If you are selling goods or products online to customers located in South Dakota, you should be aware of South Dakota’s Internet sales tax rules.
The General Rule: Physical Presence in the State
The current default rule throughout the United States is that you must collect sales tax on Internet sales to customers in those states where your business has a physical presence. The physical presence rule is based on a 1992 United States Supreme Court decision, Quill Corp. v. North Dakota, that addressed the obligations of mail order businesses to collect sales tax on out-of-state sales. The decision has been extended to include online retailers. Generally speaking, physical presence means having:
For basic guidance on how physical presence is defined under South Dakota law, consult Section 10-46-1 (12) of the South Dakota Codified Laws (S.D.), which defines the phrase “retailer maintaining a place of business in the state.” The definition includes maintaining a place of business directly or by a subsidiary. In addition, a 2011 South Dakota Department of Revenue fact sheet on the state’s use tax (a complementary tax to sales tax; see below) states: Internet businesses usually do not have the necessary physical contact in the state to be required to collect sales tax.

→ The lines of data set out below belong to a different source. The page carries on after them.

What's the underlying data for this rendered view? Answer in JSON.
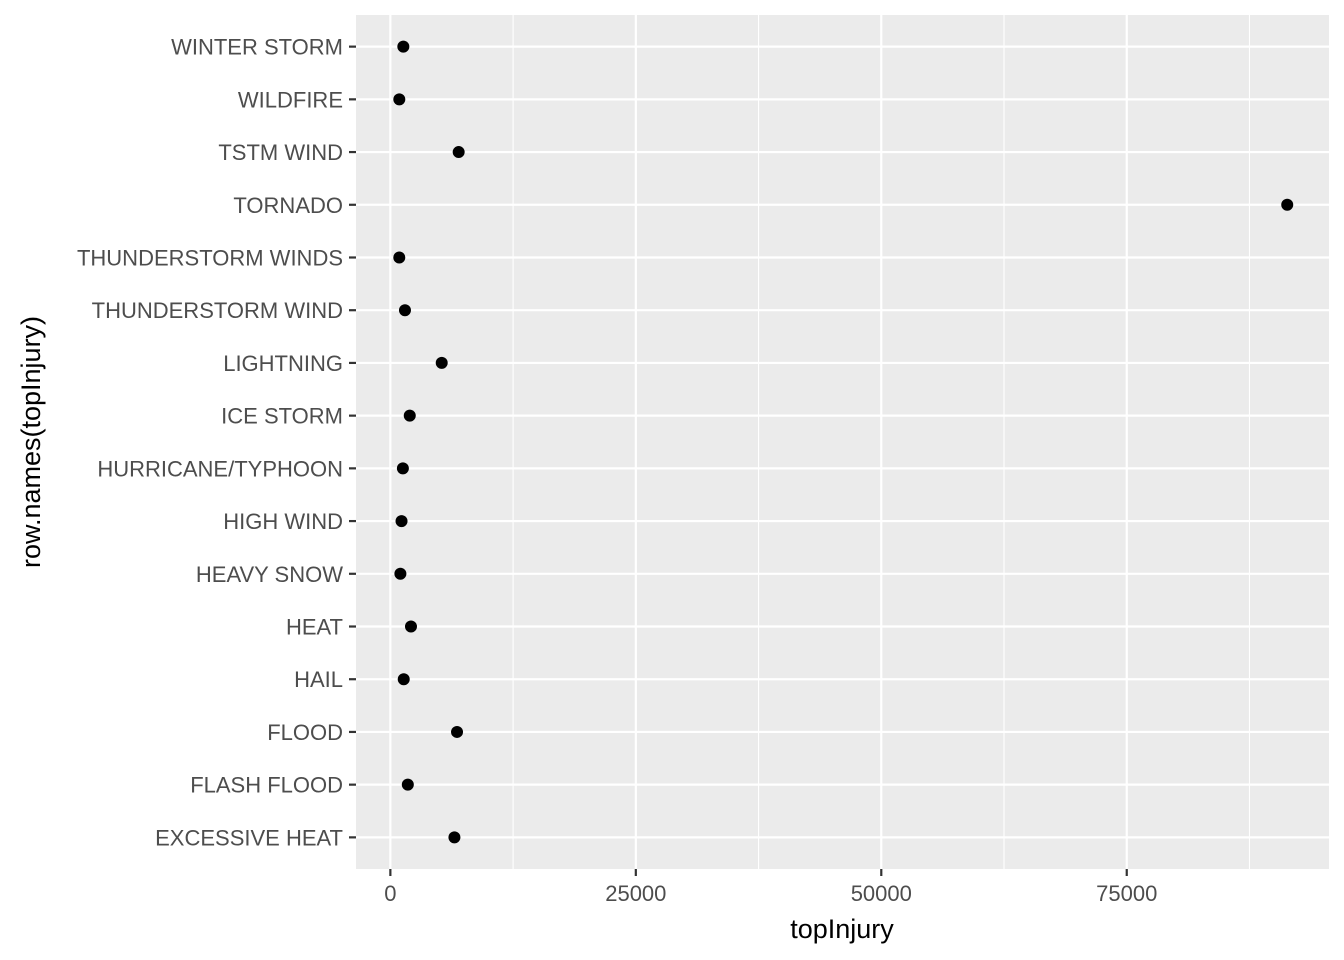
{
  "chart_data": {
    "type": "scatter",
    "xlabel": "topInjury",
    "ylabel": "row.names(topInjury)",
    "xlim": [
      -3500,
      95600
    ],
    "xticks": [
      0,
      25000,
      50000,
      75000
    ],
    "grid": true,
    "categories": [
      "EXCESSIVE HEAT",
      "FLASH FLOOD",
      "FLOOD",
      "HAIL",
      "HEAT",
      "HEAVY SNOW",
      "HIGH WIND",
      "HURRICANE/TYPHOON",
      "ICE STORM",
      "LIGHTNING",
      "THUNDERSTORM WIND",
      "THUNDERSTORM WINDS",
      "TORNADO",
      "TSTM WIND",
      "WILDFIRE",
      "WINTER STORM"
    ],
    "values": [
      6525,
      1777,
      6789,
      1361,
      2100,
      1021,
      1137,
      1275,
      1975,
      5230,
      1488,
      908,
      91346,
      6957,
      911,
      1321
    ],
    "colors": {
      "panel": "#ebebeb",
      "grid": "#ffffff",
      "point": "#000000",
      "tick": "#333333",
      "label": "#4d4d4d"
    }
  }
}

The last point highlights the corollary to the physical presence rule. Namely, if you do not have a physical presence in the state, you generally are not required to collect sales tax for an Internet-based sale to someone in that state.
Examples of Physical Presence
Example 1: You are operating solely out of a warehouse in Burlington, Vermont and make a sale to a customer in Pierre, South Dakota—a state where your business has no physical presence: You are not required to collect sales tax from the Pierre customer.
Example 2: You are operating solely out of an office in Aberdeen, South Dakota and make a sale to a customer in Brookings, South Dakota: You are required to collect sales tax from the Brookings customer.
Example 3: After several years of operating solely out of a warehouse in Burlington, Vermont, you open a one-room satellite office just outside of Sioux Falls, South Dakota—a state where previously you had no physical presence. A day later, you make a sale to a customer in Rapid City, South Dakota: You are required to collect sales tax from the Rapid City customer.
South Dakota’s Modest Amazon Law
In 2011, the South Dakota legislature enacted a new law intended to increase the amount of taxes collected on items purchased by South Dakota residents from large out-of-state Internet retailers. Similar, and generally stronger, laws have been enacted in various other states; they are commonly known as Amazon Laws.
The South Dakota law focuses on noncollecting retailers (retailers who do not need to collect and remit sales tax; this will often be out-of-state retailers) with annual gross sales in South Dakota of $100,000 or more. According to the law, these high-volume retailers must provide readily visible notice in certain locations on those parts of their websites that relate to facilitating, confirming, and/or checking out transactions. The notices must state that:
The DOR has published a special public notice with detailed set of instructions on this new law. However, because of the $100,000 minimum gross sales requirement, it is clear that the law is likely only to be applicable to larger retailers like Amazon.com and Overstock.com.
In limited cases, items sold via the Internet to South Dakota customers may be exempt from sales tax under South Dakota law. For example, repair parts for farm machinery are sometimes exempt from sales tax. For a brief, plain-English list of many exemptions, check the DOR’s 2012 Sales and Use Tax Guide.
The Customer’s Responsibility
In cases where the online retailer does not have to collect sales tax, it is the customer’s responsibility to pay the tax—in which case it is known not as a sales tax but, rather, a use tax. Section 64:09:01:01 of the South Dakota Administrative Rules concisely summarizes the use tax law: “If property is purchased from a nonresident seller who is not licensed to collect use tax, the buyer shall pay the tax directly to the department [of revenue] when the property is brought into the state.”
The DOR has several easy-to-read publications on the use tax, including a tax fact sheet and a use tax form with instructions. One illustrative example on the fact sheet states that “Businesses purchasing products from unlicensed Internet vendors [i.e., Internet sellers who are not required to register for and collect sales tax] owe use tax on their purchases.” The use tax form emphasizes that most out-of-state businesses are not required to pay tax in a state where they have no physical presence, and, therefore, “It becomes the purchaser’s responsibility to pay the use tax that is due.”
Proposed Federal Legislation
At the federal level Congress has repeatedly considered legislation that would affect large Internet retailers and how online sales taxes are collected in all states. The most recent form of a proposed federal law is the Marketplace Fairness Act of 2015. As in previous versions, the 2015 Act would allow states to require sellers not physically located in their state to collect taxes on online and catalog sales made to people in their state. Sellers that make $1 million or less in annual sales and have no physical presence in the state would be exempt from this requirement. States would have to meet certain criteria to simplify their sales tax laws and make sales tax collection easier before they could require sellers to collect the tax.
For most small online businesses, it is the long established physical presence rule that will apply. However, because Internet sales tax is a subject of ongoing debate, you should consider checking in periodically with the South Dakota Department of Revenue to see if the rules have changed.